La escuela había sido un caso perdido para Aurora, que no lograba adaptarse a un lugar con tantas mentes y almas vacías. Nacidos para dar nada, para crear nada más que caos. Seguía siendo el blanco de burlas y exclusión, por lo que su abuela decidió que se terminaría de educar en la iglesia y siempre trataba de darle lo mejor. Normalmente se sentía culpable por no haber hecho más por su hija, por haberla dejado partir a ese pueblo del que nunca volvió a salir.

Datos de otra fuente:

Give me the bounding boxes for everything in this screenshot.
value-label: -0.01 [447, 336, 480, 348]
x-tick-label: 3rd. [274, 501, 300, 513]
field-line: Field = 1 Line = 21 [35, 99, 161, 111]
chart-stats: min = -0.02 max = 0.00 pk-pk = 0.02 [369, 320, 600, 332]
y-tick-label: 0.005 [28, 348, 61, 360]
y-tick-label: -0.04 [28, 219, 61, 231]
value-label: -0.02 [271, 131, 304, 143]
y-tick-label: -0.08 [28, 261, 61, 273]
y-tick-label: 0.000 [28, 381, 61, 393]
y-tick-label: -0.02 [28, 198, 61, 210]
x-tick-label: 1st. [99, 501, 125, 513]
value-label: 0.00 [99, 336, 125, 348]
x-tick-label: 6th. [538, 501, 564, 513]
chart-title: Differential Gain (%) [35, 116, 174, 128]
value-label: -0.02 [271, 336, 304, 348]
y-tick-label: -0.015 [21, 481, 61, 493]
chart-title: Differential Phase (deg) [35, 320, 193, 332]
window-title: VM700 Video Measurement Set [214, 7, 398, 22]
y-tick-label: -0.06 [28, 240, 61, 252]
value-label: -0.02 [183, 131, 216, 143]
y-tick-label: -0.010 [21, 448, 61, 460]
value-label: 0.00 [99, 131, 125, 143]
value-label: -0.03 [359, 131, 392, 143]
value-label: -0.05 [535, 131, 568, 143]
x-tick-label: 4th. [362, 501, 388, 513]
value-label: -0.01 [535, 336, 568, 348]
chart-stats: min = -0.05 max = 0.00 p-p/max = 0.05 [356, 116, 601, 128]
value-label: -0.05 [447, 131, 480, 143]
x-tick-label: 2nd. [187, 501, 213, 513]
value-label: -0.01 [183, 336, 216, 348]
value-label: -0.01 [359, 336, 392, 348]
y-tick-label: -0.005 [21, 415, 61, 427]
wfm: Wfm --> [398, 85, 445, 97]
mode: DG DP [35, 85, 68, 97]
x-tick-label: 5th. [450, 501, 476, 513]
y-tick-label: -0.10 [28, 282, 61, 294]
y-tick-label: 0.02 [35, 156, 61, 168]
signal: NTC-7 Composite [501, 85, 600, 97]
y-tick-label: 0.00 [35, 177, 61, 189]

Loca, rara, retardada. ¿Ya viste como viene vestida?
Aurora llegaba a casa preguntándose si todo eso era verdad, no sabía de qué otra manera comportarse, ni siquiera si debía cambiar algo de ella misma para poder encajar.
Una de aquellas desafortunadas tardes, Aurora se quedó dormida en el sillón después de varios minutos de pensar sin dirección alguna.
Soñó que salía volando por la ventana, como Peter Pan, comenzaba a elevarse velozmente con sus alas cual polilla, al voltear abajo pudo ver la gran ciudad que se hacía cada vez más pequeña. Podía sentir las nubes, podía sentir las gotas de lluvia, el viento rasguñando su rostro, podía sentir su muerte, pues comenzaba a caer en picada, a tal velocidad que parecía un meteorito, envuelta en fuego azul, cubierta por sus alas. Y justo antes de tocar el suelo, abrió los ojos.